Algumas orelhas dizem que foram sessenta livros. Outras dizem que foram setenta. Um jornal arriscou dizer que foram mais de oitenta. De qualquer forma, morrer aos setenta anos e deixar praticamente uma biblioteca escrita não é para qualquer um. Eu já vou fazer sessenta e quatro anos e só escrevi uns dez. Nunca vou ser um Moacyr Scliar.
Se me perguntassem qual livro do Scliar eu gostaria de ter escrito, responderia sem a menor dúvida: “A mulher que escreveu a Bíblia”, de 1999. Todas as manhas, todos os recursos, toda a competência de um escritor estão ali, contando a história de uma mulher feia que conquista o poderoso Salomão.
O Scliar não é apenas um bom ficcionista. Colocou seu talento a serviço da saúde pública. Mas ao escrever seus textos científicos, não esqueceu que era um grande escritor. Daí o meu fascínio com a leitura de “Saturno nos trópicos”, de 2003, em que conta como herdamos a melancolia européia e o quanto tentamos disfarçá-la. Lévi-Strauss que o diga.
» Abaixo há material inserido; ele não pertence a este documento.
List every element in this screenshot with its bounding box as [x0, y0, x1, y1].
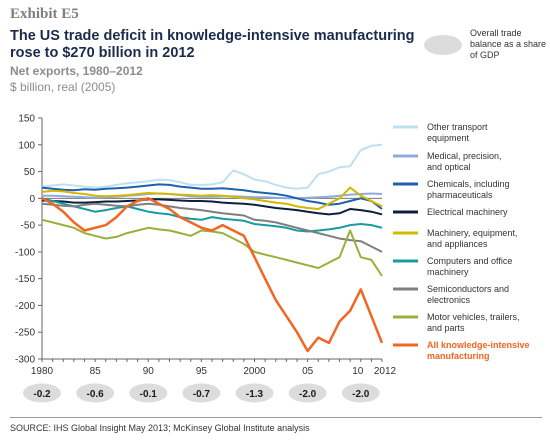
chart-subtitle: Net exports, 1980–2012 [10, 64, 143, 78]
x-tick-label: 2012 [374, 366, 397, 377]
series-line-4 [41, 186, 383, 210]
gdp-share-oval [129, 383, 168, 403]
y-tick-label: 50 [24, 167, 36, 178]
x-tick-label: 90 [143, 366, 155, 377]
y-tick-label: -50 [21, 221, 36, 232]
chart-unit: $ billion, real (2005) [10, 80, 116, 94]
y-tick-label: 150 [18, 114, 35, 125]
gdp-share-value: -1.3 [246, 389, 264, 400]
gdp-share-oval [235, 383, 274, 403]
gdp-share-value: -0.1 [140, 389, 158, 400]
gdp-share-oval [341, 383, 380, 403]
gdp-share-oval [182, 383, 221, 403]
legend-label: Chemicals, including pharmaceuticals [427, 179, 510, 200]
gdp-share-value: -2.0 [352, 389, 370, 400]
gdp-share-value: -2.0 [299, 389, 317, 400]
gdp-share-value: -0.2 [33, 389, 51, 400]
source-note: SOURCE: IHS Global Insight May 2013; McK… [10, 423, 310, 433]
y-tick-label: -100 [15, 247, 35, 258]
gdp-share-value: -0.7 [193, 389, 211, 400]
y-tick-label: -250 [15, 328, 35, 339]
series-line-8 [41, 197, 384, 353]
legend-label: Electrical machinery [427, 207, 508, 217]
legend-label: Motor vehicles, trailers, and parts [427, 312, 520, 333]
chart-title: The US trade deficit in knowledge-intens… [10, 28, 415, 61]
gdp-share-legend-oval [424, 35, 462, 55]
series-line-3 [41, 198, 383, 216]
series-line-1 [42, 192, 383, 200]
y-tick-label: 100 [18, 140, 35, 151]
x-tick-label: 95 [196, 366, 208, 377]
x-tick-label: 2000 [243, 366, 266, 377]
y-tick-label: -200 [15, 301, 35, 312]
exhibit-label: Exhibit E5 [10, 6, 79, 22]
y-tick-label: -150 [15, 274, 35, 285]
legend-label: Semiconductors and electronics [427, 284, 509, 305]
series-line-5 [41, 197, 383, 233]
x-tick-label: 10 [352, 366, 364, 377]
x-tick-label: 05 [302, 366, 314, 377]
x-tick-label: 85 [90, 366, 102, 377]
legend-label: Machinery, equipment, and appliances [427, 228, 517, 249]
gdp-share-oval [76, 383, 115, 403]
series-line-2 [41, 183, 383, 210]
series-line-0 [41, 143, 383, 190]
series-line-6 [41, 202, 383, 253]
legend-label: Other transport equipment [427, 122, 488, 143]
gdp-share-legend-text: Overall trade balance as a share of GDP [470, 28, 547, 60]
legend-label: Computers and office machinery [427, 256, 512, 277]
legend-label: All knowledge-intensive manufacturing [427, 340, 530, 361]
legend-label: Medical, precision, and optical [427, 151, 502, 172]
gdp-share-oval [23, 383, 61, 403]
gdp-share-value: -0.6 [87, 389, 105, 400]
source-divider [10, 417, 542, 418]
x-tick-label: 1980 [31, 366, 54, 377]
y-tick-label: 0 [29, 194, 35, 205]
gdp-share-oval [288, 383, 327, 403]
y-tick-label: -300 [15, 355, 35, 366]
Os que amamos a palavra, ouvimos três vozes que nos falam do extremo sul: Veríssimo (o pai), Quintana e Scliar. É inútil insistir que estão mortos. Para mim, estão onde sempre estiveram. Em algum lugar na desordem de minhas estantes. Ali, á mão, prontos a me mostrar os mistérios da palavra escrita. Mas só para mostrar esse mistério, nunca a sua decifração. Pois os bons escritores são criadores de enigmas. Todos eles esfinges, loucos para nos empurrar penha abaixo, desesperados por não trazermos a senha. Mas como bom humanista, Scliar sabe do sofrimento de cada um de nós confrontados com os enigmas que nos lança à cara. Por isso permanece junto a nós, nos consolando em nossa incapacidade de tradução.
Morreu Moacyr Scliar, o pastor de enigmas. Mais do que isso, o pastor dos que sucumbem aos enigmas dos livros e do mundo.